She sighed and nodded. ‘Can it wait until after the meeting? I’m not sure how much I can take right now.’
She glanced at her own reflection in the elevator’s mirrored wall, reaching up to touch one perfectly shaped eyebrow as if it were somehow out of alignment. He was forced to recall how Amanda had herself been deemed too great a potential security risk to be allowed to seek refuge in the colonies, and that knowledge still left him desolate. It was only meant to be a brief affair, following his divorce, and instead he had developed such complicated feelings for her – feelings that had already compromised his own chances of survival, given one single devastating discovery he had yet to share with her.
But, as she had said herself, there would be time for all that later.
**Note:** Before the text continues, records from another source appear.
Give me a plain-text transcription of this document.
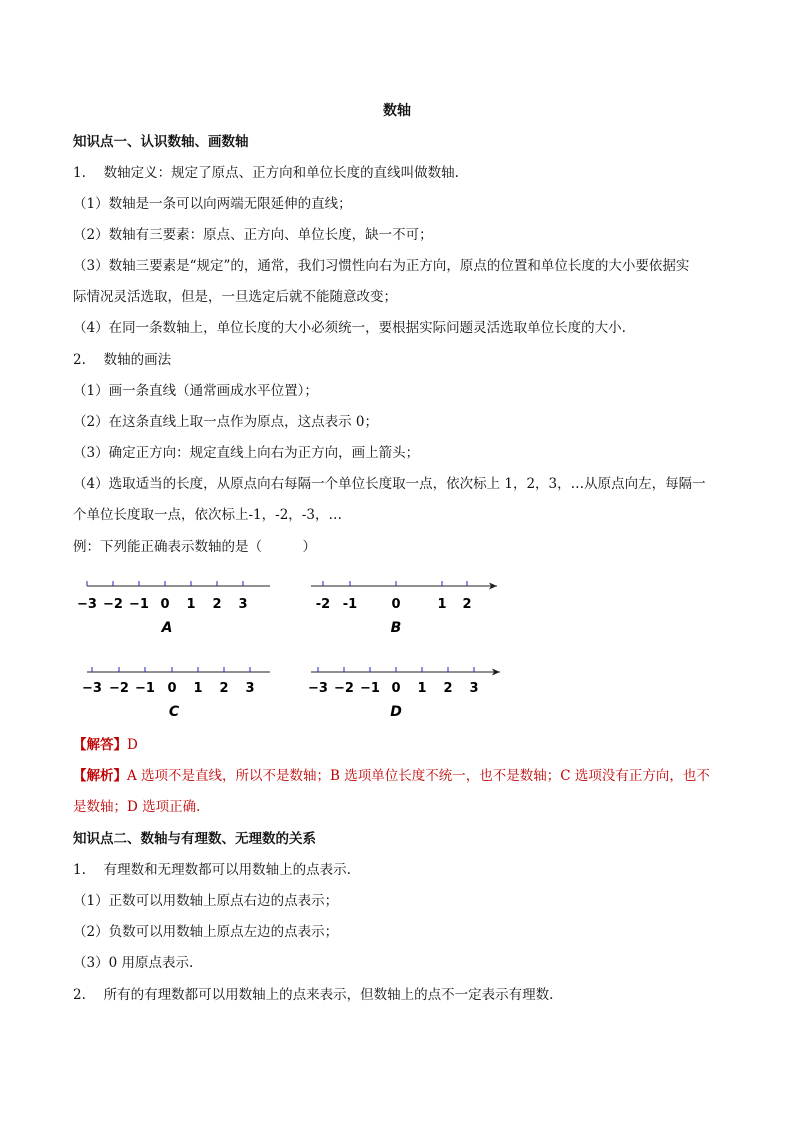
数轴
知识点一、认识数轴、画数轴
1.　 数轴定义：规定了原点、正方向和单位长度的直线叫做数轴.
（1）数轴是一条可以向两端无限延伸的直线；
（2）数轴有三要素：原点、正方向、单位长度，缺一不可；
（3）数轴三要素是“规定”的，通常，我们习惯性向右为正方向，原点的位置和单位长度的大小要依据实
际情况灵活选取，但是，一旦选定后就不能随意改变；
（4）在同一条数轴上，单位长度的大小必须统一，要根据实际问题灵活选取单位长度的大小.
2.　 数轴的画法
（1）画一条直线（通常画成水平位置）；
（2）在这条直线上取一点作为原点，这点表示 0；
（3）确定正方向：规定直线上向右为正方向，画上箭头；
（4）选取适当的长度，从原点向右每隔一个单位长度取一点，依次标上 1，2，3，…从原点向左，每隔一
个单位长度取一点，依次标上-1，-2，-3，…
例：下列能正确表示数轴的是（　　　）
−3 −2 −1 0 1 2 3
A
-2 -1	0	1 2
B
−3 −2 −1 0 1 2 3
C
−3 −2 −1 0 1 2 3
D
【解答】D
【解析】A 选项不是直线，所以不是数轴；B 选项单位长度不统一，也不是数轴；C 选项没有正方向，也不
是数轴；D 选项正确.
知识点二、数轴与有理数、无理数的关系
1.　 有理数和无理数都可以用数轴上的点表示.
（1）正数可以用数轴上原点右边的点表示；
（2）负数可以用数轴上原点左边的点表示；
（3）0 用原点表示.
2.　 所有的有理数都可以用数轴上的点来表示，但数轴上的点不一定表示有理数.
The elevator doors slid open with a faint hiss, and Amanda flashed him a quick, tight smile before stepping out.
Every time he kissed her or felt her smooth milky skin moving against his own, a part of him wanted to shout out his confession to her, and that she knew too much for their masters to ever allow her to live.
And yet, whenever he summoned up the courage to tell her the truth, his tongue turned to lead and the words refused to emerge from his throat.
‘All right, first of all, let me bring you up to date on the current state of affairs,’ Fowler began, leaning back in his chair and regarding the various faces arranged around the table. ‘I’d like you all to make sure your contacts are live.’
The only visible decoration in the room was a framed photograph of the Copernicus CTC Array, taken from the vantage of a nearby ridge. It showed a sprawling complex that extended for kilometres around part of the crater wall.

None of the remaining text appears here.